4 considerations to take into account before choosing “buy now, pay later”
- “Buy now, pay later” can be very tempting for expensive vacation shopping, but it has its drawbacks.
- It is crucial to make sure that you can actually make the payments. It could even affect your credit score.
- Using your credit card instead could also earn you points and rewards that you wouldn’t otherwise get.
- Learn more about Personal Finance Insider.
At the end of each year, I tend to have a hard time staying on budget. There are a lot of vacation shopping that I feel I need to buy for the people in my life, and I often wonder how I’m going to afford it.
While I try to create a gift list as early in the season as possible and set a ceiling price for each person’s gift, it can be difficult to meet these limits.
Recently, when my holiday shopping was mostly online, I was tempted to use the “Buy Now, Pay Later” services that some e-commerce stores offer at checkout.
The way it works is that you pay a small down payment up front and then have future payments (which may or may not include interest) over a set period of time.
Before I said yes to these services, I decided to chat with financial advisors to determine if this was a smart option or a costly mistake, and see what suggestions they had about the use of “Buy now, pay later”.
1. Make sure you understand the actual cost of the item.
Financial Advisor Greg wilson recommend being careful and taking the time to fully understand what the actual price of the item will be and consider whether it will be worth it for you.

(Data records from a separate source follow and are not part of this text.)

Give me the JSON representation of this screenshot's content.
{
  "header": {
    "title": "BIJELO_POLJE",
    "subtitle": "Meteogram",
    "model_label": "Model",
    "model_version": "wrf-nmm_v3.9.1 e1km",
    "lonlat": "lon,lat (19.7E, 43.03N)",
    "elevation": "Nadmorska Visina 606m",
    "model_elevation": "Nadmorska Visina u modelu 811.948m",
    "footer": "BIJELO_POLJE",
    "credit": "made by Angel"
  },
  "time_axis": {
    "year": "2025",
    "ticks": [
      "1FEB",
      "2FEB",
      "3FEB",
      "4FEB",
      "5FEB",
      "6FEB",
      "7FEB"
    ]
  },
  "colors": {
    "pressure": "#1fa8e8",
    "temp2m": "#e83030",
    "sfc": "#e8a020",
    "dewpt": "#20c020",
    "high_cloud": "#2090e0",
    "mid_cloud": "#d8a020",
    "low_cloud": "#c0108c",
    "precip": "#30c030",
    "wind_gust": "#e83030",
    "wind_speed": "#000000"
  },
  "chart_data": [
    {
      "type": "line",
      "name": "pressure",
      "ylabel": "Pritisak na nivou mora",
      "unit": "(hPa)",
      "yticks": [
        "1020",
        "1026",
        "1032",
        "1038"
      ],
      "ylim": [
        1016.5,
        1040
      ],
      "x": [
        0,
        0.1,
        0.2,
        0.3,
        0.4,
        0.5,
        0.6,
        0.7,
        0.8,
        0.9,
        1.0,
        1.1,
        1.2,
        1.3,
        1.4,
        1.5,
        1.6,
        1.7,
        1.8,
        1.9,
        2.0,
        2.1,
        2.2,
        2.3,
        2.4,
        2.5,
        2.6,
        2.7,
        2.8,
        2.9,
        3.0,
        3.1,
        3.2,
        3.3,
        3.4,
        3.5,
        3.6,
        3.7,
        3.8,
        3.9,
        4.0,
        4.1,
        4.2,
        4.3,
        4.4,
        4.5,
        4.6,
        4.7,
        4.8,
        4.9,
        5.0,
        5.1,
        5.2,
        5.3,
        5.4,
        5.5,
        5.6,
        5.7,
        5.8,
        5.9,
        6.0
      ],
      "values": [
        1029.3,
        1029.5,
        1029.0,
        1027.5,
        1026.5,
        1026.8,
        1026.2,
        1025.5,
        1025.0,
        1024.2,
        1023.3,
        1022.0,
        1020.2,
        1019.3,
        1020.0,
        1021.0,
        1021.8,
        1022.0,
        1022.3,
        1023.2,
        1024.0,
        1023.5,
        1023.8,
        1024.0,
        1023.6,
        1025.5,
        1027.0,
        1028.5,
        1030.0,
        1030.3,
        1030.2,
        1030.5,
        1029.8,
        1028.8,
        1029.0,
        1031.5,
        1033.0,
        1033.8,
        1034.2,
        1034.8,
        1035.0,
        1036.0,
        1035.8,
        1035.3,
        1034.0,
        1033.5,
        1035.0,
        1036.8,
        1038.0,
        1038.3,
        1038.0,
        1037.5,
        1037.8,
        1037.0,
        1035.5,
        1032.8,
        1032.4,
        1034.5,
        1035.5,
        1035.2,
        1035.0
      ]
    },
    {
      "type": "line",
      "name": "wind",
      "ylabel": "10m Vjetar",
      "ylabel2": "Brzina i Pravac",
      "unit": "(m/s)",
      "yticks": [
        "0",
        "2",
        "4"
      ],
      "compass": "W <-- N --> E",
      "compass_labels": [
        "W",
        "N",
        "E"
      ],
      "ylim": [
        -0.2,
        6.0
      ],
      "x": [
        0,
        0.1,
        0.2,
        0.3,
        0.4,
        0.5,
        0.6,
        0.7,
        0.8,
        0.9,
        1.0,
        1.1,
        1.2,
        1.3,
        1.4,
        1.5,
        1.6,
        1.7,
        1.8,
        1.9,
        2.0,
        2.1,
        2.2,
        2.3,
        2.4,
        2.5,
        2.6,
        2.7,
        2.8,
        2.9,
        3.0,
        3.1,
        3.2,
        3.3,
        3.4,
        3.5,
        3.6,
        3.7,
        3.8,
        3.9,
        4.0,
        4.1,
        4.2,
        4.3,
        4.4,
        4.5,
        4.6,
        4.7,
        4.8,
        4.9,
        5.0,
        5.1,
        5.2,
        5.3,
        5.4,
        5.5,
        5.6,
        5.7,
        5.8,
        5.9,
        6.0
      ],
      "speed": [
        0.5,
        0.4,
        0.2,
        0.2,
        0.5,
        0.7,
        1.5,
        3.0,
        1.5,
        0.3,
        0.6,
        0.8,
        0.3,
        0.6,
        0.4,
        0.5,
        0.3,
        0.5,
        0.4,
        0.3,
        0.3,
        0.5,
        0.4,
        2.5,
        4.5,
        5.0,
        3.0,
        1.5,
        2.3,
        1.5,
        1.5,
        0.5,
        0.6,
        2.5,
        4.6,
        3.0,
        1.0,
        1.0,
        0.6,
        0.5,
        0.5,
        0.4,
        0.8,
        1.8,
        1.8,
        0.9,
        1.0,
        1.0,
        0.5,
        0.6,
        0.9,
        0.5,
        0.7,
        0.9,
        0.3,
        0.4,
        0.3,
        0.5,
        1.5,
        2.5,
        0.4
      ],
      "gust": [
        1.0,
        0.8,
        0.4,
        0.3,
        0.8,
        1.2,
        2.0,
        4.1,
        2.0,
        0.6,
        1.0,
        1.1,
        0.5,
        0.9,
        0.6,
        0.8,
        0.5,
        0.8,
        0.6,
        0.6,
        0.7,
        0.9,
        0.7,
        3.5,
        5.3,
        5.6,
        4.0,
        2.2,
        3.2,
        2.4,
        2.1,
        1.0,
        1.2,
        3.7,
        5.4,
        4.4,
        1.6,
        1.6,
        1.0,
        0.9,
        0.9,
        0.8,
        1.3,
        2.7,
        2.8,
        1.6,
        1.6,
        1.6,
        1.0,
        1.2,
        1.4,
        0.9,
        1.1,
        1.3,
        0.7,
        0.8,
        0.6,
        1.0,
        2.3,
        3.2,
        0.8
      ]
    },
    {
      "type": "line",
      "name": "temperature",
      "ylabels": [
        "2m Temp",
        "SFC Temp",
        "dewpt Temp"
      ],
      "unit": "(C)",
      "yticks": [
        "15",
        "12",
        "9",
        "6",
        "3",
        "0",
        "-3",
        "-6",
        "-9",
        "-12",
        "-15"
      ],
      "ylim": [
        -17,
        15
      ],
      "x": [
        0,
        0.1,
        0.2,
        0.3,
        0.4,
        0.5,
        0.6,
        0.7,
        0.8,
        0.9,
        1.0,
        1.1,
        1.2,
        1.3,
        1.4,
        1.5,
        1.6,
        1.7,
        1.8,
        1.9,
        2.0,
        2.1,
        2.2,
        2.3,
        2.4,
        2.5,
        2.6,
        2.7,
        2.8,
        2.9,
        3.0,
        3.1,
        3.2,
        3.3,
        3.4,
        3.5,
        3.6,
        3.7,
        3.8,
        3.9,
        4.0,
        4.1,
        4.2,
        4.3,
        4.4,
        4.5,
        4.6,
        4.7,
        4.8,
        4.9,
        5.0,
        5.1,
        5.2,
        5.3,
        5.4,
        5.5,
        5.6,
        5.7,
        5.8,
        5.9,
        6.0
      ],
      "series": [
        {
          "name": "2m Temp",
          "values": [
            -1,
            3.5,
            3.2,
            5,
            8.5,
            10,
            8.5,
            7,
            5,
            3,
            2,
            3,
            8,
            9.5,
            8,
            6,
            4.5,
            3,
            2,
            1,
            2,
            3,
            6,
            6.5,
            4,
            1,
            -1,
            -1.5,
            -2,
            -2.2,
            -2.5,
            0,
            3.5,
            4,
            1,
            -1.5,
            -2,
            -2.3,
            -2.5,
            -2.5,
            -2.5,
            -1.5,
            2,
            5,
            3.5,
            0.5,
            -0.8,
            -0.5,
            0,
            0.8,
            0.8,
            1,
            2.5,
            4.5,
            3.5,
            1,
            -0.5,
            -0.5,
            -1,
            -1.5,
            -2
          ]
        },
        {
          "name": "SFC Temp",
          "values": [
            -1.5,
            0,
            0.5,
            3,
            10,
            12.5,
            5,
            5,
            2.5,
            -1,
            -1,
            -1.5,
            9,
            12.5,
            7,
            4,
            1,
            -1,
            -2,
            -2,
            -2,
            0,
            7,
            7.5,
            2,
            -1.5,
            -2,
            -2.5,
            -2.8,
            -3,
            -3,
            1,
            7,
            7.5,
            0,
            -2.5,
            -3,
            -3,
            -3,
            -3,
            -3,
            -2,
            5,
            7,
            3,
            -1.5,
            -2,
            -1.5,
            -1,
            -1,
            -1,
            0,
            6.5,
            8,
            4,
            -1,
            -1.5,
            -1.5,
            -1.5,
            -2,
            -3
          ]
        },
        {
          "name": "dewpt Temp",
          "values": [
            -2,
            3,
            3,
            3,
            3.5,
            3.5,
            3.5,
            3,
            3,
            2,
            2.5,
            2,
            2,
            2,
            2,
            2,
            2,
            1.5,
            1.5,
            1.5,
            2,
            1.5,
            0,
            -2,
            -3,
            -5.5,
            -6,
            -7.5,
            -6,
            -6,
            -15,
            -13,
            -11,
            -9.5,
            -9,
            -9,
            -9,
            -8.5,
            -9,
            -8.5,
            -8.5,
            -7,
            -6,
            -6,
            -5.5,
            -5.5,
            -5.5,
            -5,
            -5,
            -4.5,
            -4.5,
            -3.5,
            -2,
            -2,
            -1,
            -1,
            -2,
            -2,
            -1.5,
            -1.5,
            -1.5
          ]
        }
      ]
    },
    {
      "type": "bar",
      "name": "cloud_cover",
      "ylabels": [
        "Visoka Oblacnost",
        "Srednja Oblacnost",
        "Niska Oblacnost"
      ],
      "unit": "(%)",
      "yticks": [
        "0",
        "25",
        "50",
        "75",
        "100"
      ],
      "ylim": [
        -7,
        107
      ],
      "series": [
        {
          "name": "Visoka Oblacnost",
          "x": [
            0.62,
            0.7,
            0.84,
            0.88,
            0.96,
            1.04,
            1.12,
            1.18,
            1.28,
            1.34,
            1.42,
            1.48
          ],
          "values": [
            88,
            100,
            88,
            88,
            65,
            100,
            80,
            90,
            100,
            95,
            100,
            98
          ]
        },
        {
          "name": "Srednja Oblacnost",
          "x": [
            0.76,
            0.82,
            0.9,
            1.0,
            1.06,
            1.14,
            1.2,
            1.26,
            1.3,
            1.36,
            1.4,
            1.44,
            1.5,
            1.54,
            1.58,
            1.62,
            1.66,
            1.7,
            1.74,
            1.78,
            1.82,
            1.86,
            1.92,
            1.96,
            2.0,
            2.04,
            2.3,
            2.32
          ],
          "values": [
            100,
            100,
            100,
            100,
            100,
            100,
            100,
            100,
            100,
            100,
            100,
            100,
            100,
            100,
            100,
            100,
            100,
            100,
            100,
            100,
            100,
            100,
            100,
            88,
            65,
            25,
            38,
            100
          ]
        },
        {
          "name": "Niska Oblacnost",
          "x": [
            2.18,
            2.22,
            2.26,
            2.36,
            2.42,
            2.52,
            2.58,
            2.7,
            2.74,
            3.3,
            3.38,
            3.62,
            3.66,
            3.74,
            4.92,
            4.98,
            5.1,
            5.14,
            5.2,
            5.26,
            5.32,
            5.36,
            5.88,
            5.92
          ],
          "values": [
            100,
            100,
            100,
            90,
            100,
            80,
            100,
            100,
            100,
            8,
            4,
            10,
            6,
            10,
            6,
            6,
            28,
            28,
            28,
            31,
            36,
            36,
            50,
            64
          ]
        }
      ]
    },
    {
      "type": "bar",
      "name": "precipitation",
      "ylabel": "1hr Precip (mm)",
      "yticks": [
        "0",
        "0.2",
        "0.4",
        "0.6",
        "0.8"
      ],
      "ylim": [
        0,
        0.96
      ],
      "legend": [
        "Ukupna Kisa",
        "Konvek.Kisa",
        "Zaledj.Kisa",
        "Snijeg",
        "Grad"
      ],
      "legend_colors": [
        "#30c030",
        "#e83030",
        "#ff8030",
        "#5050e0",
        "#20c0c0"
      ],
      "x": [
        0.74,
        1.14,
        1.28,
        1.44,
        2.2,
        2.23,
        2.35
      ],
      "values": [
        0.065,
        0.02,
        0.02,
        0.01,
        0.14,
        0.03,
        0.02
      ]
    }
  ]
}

“It’s important because the seller understands how they built the pricing structure,” Wilson said. “The interest is ingrained one way or another.”
2. Make sure you have a plan to pay it off
While these services make it easy to secure the item you want now, Dylan Orosz, a CPA, recommends having a plan in place to pay off what you’re about to buy.
“Don’t let the options get you to overspend,” Orosz said. “You have to spend within your budget, whether you pay now or later. ”
3. Consider what happens if you can’t pay later
Even if you are sure that you have the funds to pay off the debt you incurred for the item you wanted in the near future, there is always a chance that something will happen and your financial situation will change.
This is why the financial planner Brittney castro advises people to make sure they understand the consequences of using a payment service later on, and to make sure they are prepared to make payments for the duration of the entire plan.
“If you miss a payment, it could run you up for additional fees and can even negatively impact your credit score, as missed payments and defaults are usually reported to credit bureaus,” Castro said.
4. Consider using a credit card first.
Leslie Tayne, a financial lawyer, suggests considering the use of a credit card rather than “buy now, pay later” services.
“Retail installment loans can be worth it if you can pay off the merchandise on time and avoid paying interest,” Tayne said. “If you are a disciplined budgetist, these loans can help you get what you need and want without a credit card. “
However, she added that if you have a credit card there might be some benefits to using it instead, especially if you can earn rewards or points.
“Plus, your credit card may come with consumer protections, such as extended return policies, that your point-of-sale loan doesn’t offer,” Tayne added.